J'ai toujours été frappé par la popularité de la cause des Boers dans la France de la Belle Epoque. La tournée en France du président Kruger fut triomphale, quoique sans effets pratiques pour renverser la situation militaire. A Grenoble, existe toujours une rue à son nom qui fait suite à une autre anciennement baptisée rue du Transvaal (l'actuelle rue Gay-Lussac). On connaît la croyance selon laquelle allumer trois cigarettes avec le même briquet porte malheur ; c'est l'écho de la guerre des Boers et de l'habileté des tireurs afrikaners en face des lignes britanniques : de nuit, la lueur d'une allumette éveillait l'attention des guetteurs ; le temps d'armer le fusil et le troisième fumeur était abattu...

Olivier (29-05-2012 19:45:05)

Excellent article. Une sal.....e de plus des Anglais!On parle beaucoup de la brutalite et de la cruaute germanique, mais les Anglais n'ont rien a dire sur ce sujet, ils sont pire.

Jean Pierre (29-05-2012 19:44:32)

Comme citoyen canadien je me sens concerné par cette guerre. La Grande-Bretagne, a, à cette occasion, sollicité l'aide militaire du Canada et d'autres membres du Commonwealth.

En fait, cette guerre a constitué le premier conflit outre-mer auquel le nouveau Dominion du Canada a été appelé à participer. Elle a provoqué des sentiments partagés au sein de la population - les anglos favorisaient la loyauté envers l'Empire britannique mais d'autres comme les francos et les irlandais avaient le sentiment que la sécurité du Canada n'était pas directement menacée et que le fait de dépêcher des troupes pouvait créer un climat néfaste aux ambitions nationalistes des francophones et des catholiques irlandais.
Les troupes canadiennes ont participé et contribué à la victoire britannique ainsi qu'aux activités d'après-guerre.

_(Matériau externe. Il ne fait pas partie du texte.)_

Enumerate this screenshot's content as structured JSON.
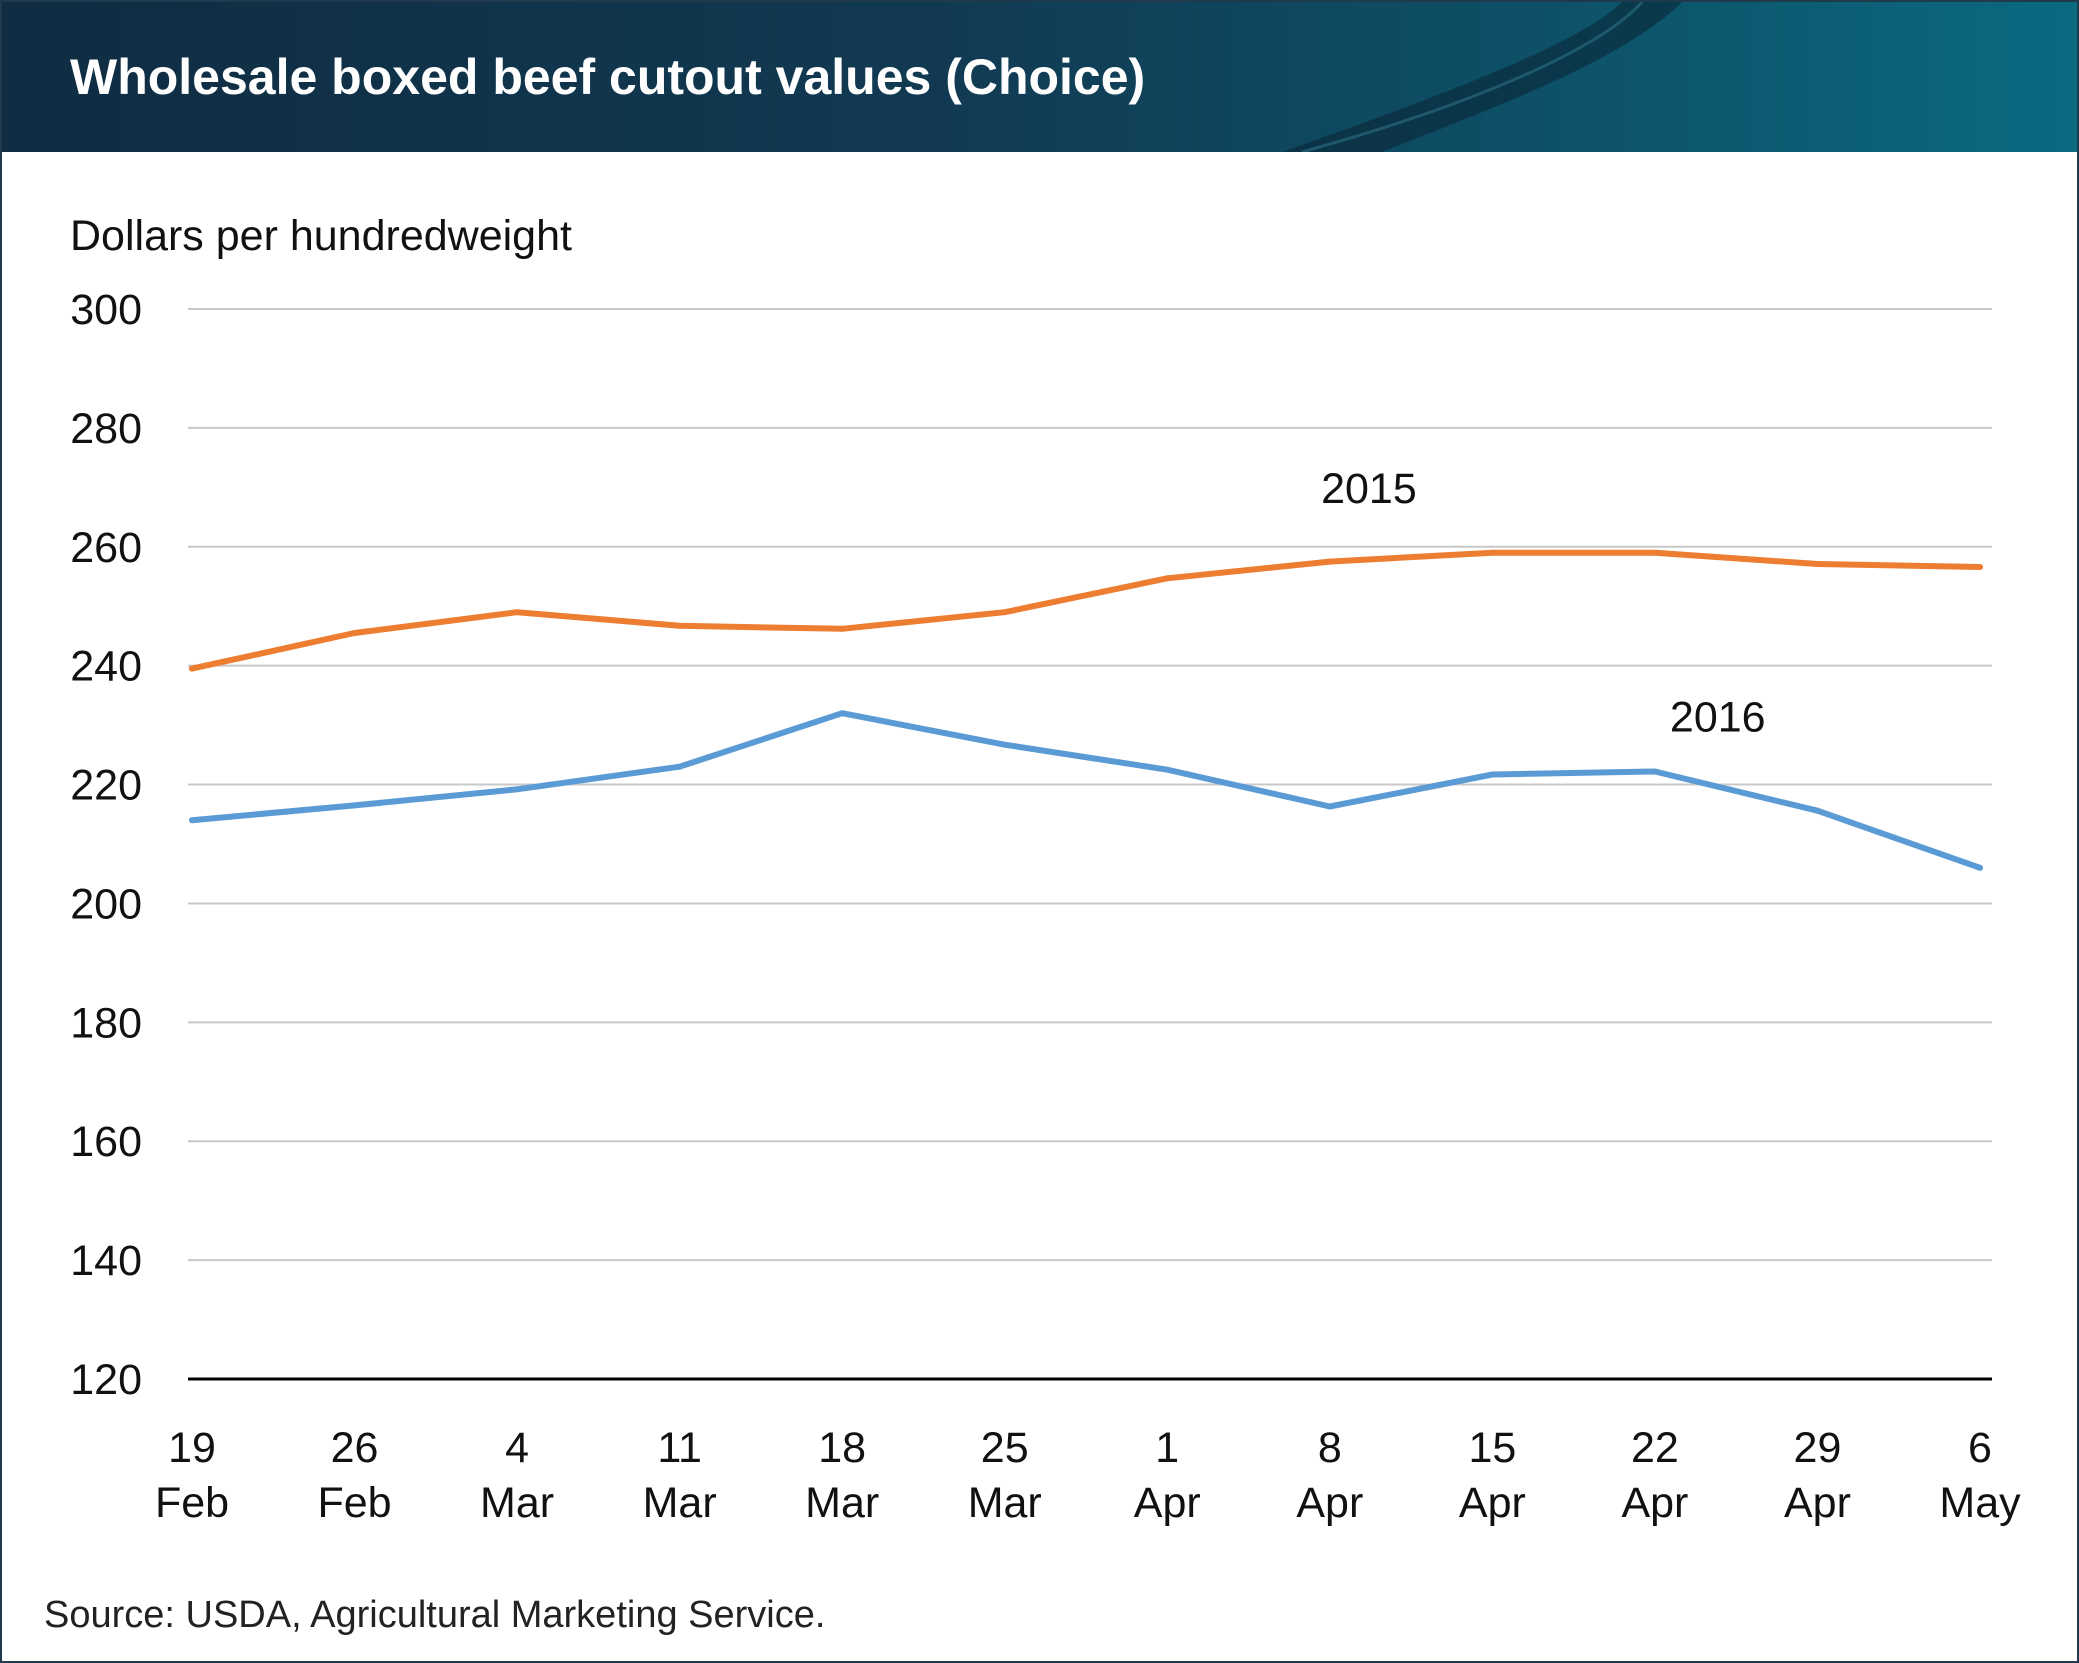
{
  "header": {
    "title": "Wholesale boxed beef cutout values (Choice)"
  },
  "footer": {
    "source": "Source: USDA, Agricultural Marketing Service."
  },
  "chart_data": {
    "type": "line",
    "title": "Wholesale boxed beef cutout values (Choice)",
    "ylabel": "Dollars per hundredweight",
    "xlabel": "",
    "ylim": [
      120,
      300
    ],
    "yticks": [
      120,
      140,
      160,
      180,
      200,
      220,
      240,
      260,
      280,
      300
    ],
    "grid": true,
    "categories": [
      {
        "day": "19",
        "month": "Feb"
      },
      {
        "day": "26",
        "month": "Feb"
      },
      {
        "day": "4",
        "month": "Mar"
      },
      {
        "day": "11",
        "month": "Mar"
      },
      {
        "day": "18",
        "month": "Mar"
      },
      {
        "day": "25",
        "month": "Mar"
      },
      {
        "day": "1",
        "month": "Apr"
      },
      {
        "day": "8",
        "month": "Apr"
      },
      {
        "day": "15",
        "month": "Apr"
      },
      {
        "day": "22",
        "month": "Apr"
      },
      {
        "day": "29",
        "month": "Apr"
      },
      {
        "day": "6",
        "month": "May"
      }
    ],
    "series": [
      {
        "name": "2015",
        "color": "#ed7d31",
        "values": [
          239.5,
          245.5,
          249.0,
          246.7,
          246.2,
          249.0,
          254.7,
          257.5,
          259.0,
          259.0,
          257.1,
          256.6
        ]
      },
      {
        "name": "2016",
        "color": "#5b9bd5",
        "values": [
          214.0,
          216.5,
          219.2,
          223.0,
          232.0,
          226.7,
          222.5,
          216.3,
          221.7,
          222.2,
          215.6,
          206.0
        ]
      }
    ]
  }
}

Parmi les 7000 à 8000 hommes et les 16 infirmières qui ont servi, on a enregistré entre 200 et 300 pertes de vie.

Sur le plan national, cette guerre a été considérée comme un événement de première importance. la guerre en Afrique du Sud fût un événement marquant de l'histoire du Canada en ayant eu des répercussions sur le front intérieur, du pays.
L'un des résultats directs de la participation canadienne à cette guerre ayant été d'aiguiser le sentiment d'indépendance du pays au sein de l'Empire britannique et de favoriser la mise en place de forces armées mieux organisées.

La fibre patriotique des Canadiens a commencé à vibrer dans tous les cœurs. Au-delà de toutes les autres. L'une des conséquences de ce conflit, fût de s'identifier comme un pays souverain devant décider par lui même.